Vielleicht hat thanepower schon einen Überblick gewonnen?
Hatte mich mit dem Buch nur oberflächlig beschäftigt unter dem Gesichtspunkt Monroe-Doktrin bzw. der Venezuela-Krise 1903.
Die Literatur zu dem Thema kann man allgemein dahingehend subsumieren, dass sie sich mit "kurzen und langen Wegen" in den WW1 beschäftigt. Gardner betrachtet die Genese aus der Sicht der langen Wege.
Im Kern seiner Analyse steht die Veränderung der "Balance of Power", ausgelöst durch eine Reihe von Ereignissen, in Anlehnung an Disraeli.
1. Dem Deutsch-Französischen Krieg 79/71
2. Der Neuorientierung der Pax Britannica
Im Kern steht für ihn die Diplomatie von GB, die sich vor diesem politischen Hintergrund neu orientieren muss.
In diesem Sinne wurden wichtige Entscheidungen über Büdniskonstellationen im Jahr 1914 deutlich vorher getroffen.

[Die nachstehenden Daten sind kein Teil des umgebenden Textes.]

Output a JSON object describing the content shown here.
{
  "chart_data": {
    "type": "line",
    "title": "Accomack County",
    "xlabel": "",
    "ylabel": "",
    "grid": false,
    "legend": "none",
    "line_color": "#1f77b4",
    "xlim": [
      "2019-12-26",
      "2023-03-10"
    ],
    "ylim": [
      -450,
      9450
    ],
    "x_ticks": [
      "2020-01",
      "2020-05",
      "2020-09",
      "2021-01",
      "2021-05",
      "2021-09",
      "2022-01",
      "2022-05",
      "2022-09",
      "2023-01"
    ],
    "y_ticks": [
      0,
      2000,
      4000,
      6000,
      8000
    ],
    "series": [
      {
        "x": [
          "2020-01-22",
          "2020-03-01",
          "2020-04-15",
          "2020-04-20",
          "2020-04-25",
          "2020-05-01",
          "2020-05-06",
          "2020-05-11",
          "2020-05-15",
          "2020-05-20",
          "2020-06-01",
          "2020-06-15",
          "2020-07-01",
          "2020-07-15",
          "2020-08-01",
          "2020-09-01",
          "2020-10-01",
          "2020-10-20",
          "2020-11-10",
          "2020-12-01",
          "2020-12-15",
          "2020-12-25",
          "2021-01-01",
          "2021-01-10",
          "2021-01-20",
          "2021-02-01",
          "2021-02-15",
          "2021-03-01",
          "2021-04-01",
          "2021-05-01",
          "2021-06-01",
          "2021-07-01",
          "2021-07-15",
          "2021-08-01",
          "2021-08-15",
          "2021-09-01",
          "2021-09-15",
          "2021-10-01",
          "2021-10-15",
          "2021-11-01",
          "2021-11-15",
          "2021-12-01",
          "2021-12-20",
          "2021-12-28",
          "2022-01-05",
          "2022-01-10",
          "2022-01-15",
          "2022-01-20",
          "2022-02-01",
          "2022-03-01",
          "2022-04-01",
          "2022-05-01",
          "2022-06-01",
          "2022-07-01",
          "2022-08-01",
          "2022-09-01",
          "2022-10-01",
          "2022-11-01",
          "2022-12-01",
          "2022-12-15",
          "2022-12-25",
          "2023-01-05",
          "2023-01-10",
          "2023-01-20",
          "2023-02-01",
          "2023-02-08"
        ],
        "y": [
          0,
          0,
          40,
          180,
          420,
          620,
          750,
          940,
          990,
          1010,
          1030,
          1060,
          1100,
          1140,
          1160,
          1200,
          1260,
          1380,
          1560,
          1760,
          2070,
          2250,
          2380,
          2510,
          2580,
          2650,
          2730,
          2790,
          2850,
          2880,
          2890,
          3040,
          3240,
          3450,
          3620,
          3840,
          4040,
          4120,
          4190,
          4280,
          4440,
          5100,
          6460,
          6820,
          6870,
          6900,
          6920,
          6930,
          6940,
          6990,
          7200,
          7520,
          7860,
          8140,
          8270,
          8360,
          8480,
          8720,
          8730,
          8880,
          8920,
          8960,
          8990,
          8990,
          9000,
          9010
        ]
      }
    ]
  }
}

Diese Bündniskonstellationen haben die Balance of Power in Europa, als Ausdruck der "alten europäischen Diplomatie" intransparent, übersensitiv und handlungsunfähig gemacht.
In der Phase der Neuorientierung des letzen Jahrzehnts bis 1902 (Fashoda-Krise) sieht er für GB eine problematische bündnispolitische Mechanik, die darauf hinaus lief, je stärker sich GB an dem DR orientierte, desto stärker festigte es die Allianz zwischen Frankreich und Russland. Für das überdehnte britische Empire eine gefährliche Situation.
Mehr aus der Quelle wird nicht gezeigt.